Cat Hygiene – Training Your Cat To Be Clean

Cat Hygiene

Training your cat to be clean is no that difficult as cats are clean animals by nature and most of them can be successfully house-trained by the time they are eight weeks old. Kittens are usually taught by their mothers to be clean from the age of about three weeks, but there are a number of things that you can do to offer a helping hand. Be firm, consistent and, above all, don’t punish a cat that has an ‘accident’. It won’t do any good and it may cause your cat to question its trust in you.

Cats are usually fastidiously clean. Kittens learn how to keep themselves clean from watching their mothers, but owners can introduce kittens to a litter tray once they are a few weeks old.

Cat HygieneIf kittens spent all their time outside on soft earth, they wouldn’t need toilet training. Their urge to use a customary place and to dig and bury their faeces is an inborn one. They cannot, however, do this if they have nothing in which to dig, and cats that live on hard floors, will relieve themselves anywhere.

TOILET TRAINING A CAT

Provide a litter tray in a secluded spot from the age of two and a half weeks or they will soon establish their own location – a habit which may then be hard to break.
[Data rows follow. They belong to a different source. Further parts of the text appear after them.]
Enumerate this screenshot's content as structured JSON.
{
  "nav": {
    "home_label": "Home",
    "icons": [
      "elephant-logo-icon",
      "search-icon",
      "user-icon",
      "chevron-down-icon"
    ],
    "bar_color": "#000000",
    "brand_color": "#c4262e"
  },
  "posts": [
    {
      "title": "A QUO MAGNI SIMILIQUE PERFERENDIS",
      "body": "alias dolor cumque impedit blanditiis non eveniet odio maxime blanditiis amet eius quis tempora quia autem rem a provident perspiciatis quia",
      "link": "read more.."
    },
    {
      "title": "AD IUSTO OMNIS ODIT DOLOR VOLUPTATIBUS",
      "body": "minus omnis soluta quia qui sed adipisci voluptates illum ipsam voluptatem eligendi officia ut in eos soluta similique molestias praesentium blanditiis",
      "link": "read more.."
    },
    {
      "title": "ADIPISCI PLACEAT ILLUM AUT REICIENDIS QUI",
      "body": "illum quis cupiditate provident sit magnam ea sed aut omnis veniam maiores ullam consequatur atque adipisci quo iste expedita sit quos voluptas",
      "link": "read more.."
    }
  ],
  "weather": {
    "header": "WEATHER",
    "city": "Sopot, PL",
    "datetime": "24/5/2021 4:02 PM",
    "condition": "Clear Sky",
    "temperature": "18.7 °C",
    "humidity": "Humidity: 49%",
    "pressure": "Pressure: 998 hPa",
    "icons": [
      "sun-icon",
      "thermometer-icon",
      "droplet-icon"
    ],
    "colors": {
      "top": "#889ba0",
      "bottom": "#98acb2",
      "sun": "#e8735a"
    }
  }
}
The mother cat may pick up the kittens and place them in the tray hut, failing that, you should do it. The best time is after meals.

ACCIDENTS MAY HAPPEN

If your kitten has an accident, clean the area thoroughly with hot water and disinfectant. Apply white vinegar or a special-purpose chemical from a pet shop to remove the smell, or the kitten may be attracted by its own scent and use the area again.

If the kitten is allowed outside, choose a period of dry weather and move the litter tray progressively nearer the outside. Provide and teach it how to use a cat flap so it may go in and out.

Q. My cat knows how to be clean, but since the recent arrival of a new cat she often pees on the carpet. Why?

She’s reacting to the new arrival by marking her territory. Clean the soiled area thoroughly and remove all trace of her scent. You can also try feeding her close to the soiled area as a cat will rarely soil close to where she eats.

Q. My cat consistently refuses to use her litter tray. Why?

Maybe the litter is not being changed often enough, or perhaps the tray’s location is wrong. Try moving it to a quiet spot, as cats are very keen on their privacy.

Q. Should I rub a kitten’s nose in its urine or droppings after an accident?

No. It may associate that area with the scent and come to regard it as its permanent ‘toilet’.

  • An orphaned kitten is more difficult to house train.
  • Cat litter was invented by an American, Edward Lowe, in 1947. His discovery made a huge difference for the growing number of urban cat owners.
  • Cats bury their faeces in the wild in order to conceal their presence from predators.